Política

Vereador sobe tom contra padre Julio e protocola CPI que mira ONGs que atuam no centro de SP

O vereador Rubinho Nunes (União Brasil) conseguiu 24 assinaturas de colegas da Câmara Municipal de São Paulo e protocolou a criação de uma CPI das ONGs do Centro. Ele tem na mira a relação das entidades com a atuação do padre Julio Lancellotti na região central da capital, mais especificamente na cracolândia.

Como mostrou o Painel, Rubinho é crítico do pároco e o convocou a prestar depoimento na Frente Parlamentar em Defesa do Centro até 14 de dezembro. A medida gerou críticas de Gleisi Hoffmann, presidente do PT, e Silvio Almeida, ministro dos Direitos Humanos, entre outros.

Para que a CPI seja instalada, são necessárias 27 assinaturas, que o vereador diz que conseguirá com facilidade. Além disso, ele precisa aguardar a conclusão de alguma das CPIs em curso.

As duas entidades que o vereador já definiu que deverão ser alvos da CPI são o Centro Social Nossa Senhora do Bom Parto, conhecida como Bompar, e o coletivo Craco Resiste. Ambas atuam junto à população em situação de rua e dependentes químicos da região central da cidade, assim como o padre.

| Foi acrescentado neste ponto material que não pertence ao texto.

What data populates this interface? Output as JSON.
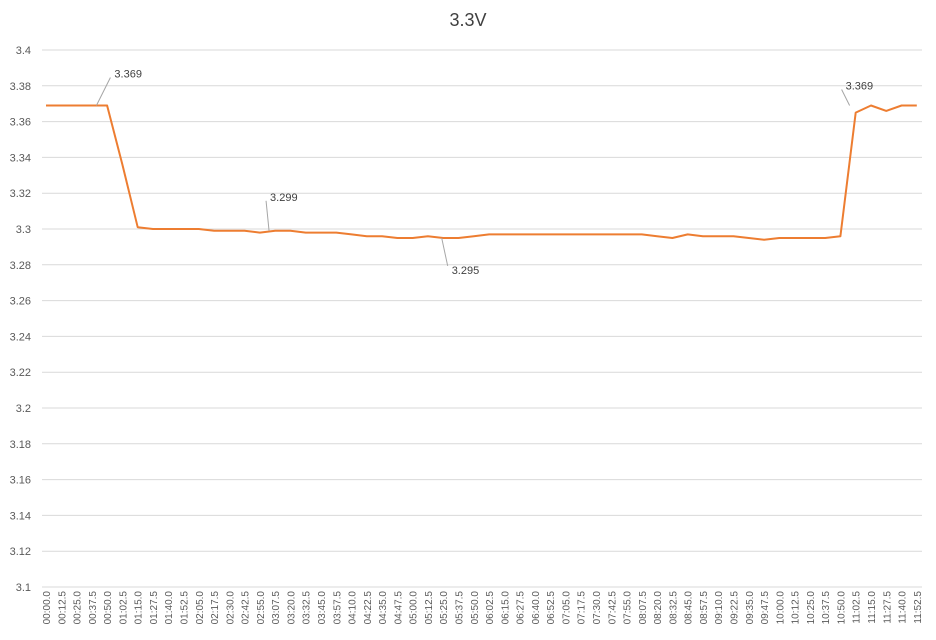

A primeira é uma entidade filantrópica ligada à igreja católica da qual o padre Júlio já foi conselheiro. A segunda atua contra a violência policial na região da cracolândia.

“A CPI tem mais poder de investigação do que a frente parlamentar, é investida de poder de polícia. Com essa ferramenta nas mãos, a gente conseguirá ir mais a fundo”, afirma o vereador, que argumenta que a atuação do religioso e das instituições estaria ajudando a manter a região central da cidade em situação crítica.

Ele diz que deverá convocar o pároco também para depor na CPI.

O pároco diz à coluna que não tem qualquer incidência sobre as entidades e não atua em projetos conjuntos com elas.

“Elas são autônomas, têm diretorias, técnicos, funcionários. A Câmara tem direito de fazer uma CPI, mas vai investigar e não vai me encontrar em nenhuma das duas”, afirma o padre.

Ele ainda diz que não é do conselho da Bompar há 17 anos, e que ocupava uma posição sem remuneração no conselho deliberativo da entidade.

Na última semana, o padre disse que o vereador e seus aliados “ficam personalizando e criminalizando para fugir do debate da questão” e que deveriam “convocar o prefeito [Ricardo Nunes (MDB)], a Secretaria de Assistência Social, que têm o dinheiro público”.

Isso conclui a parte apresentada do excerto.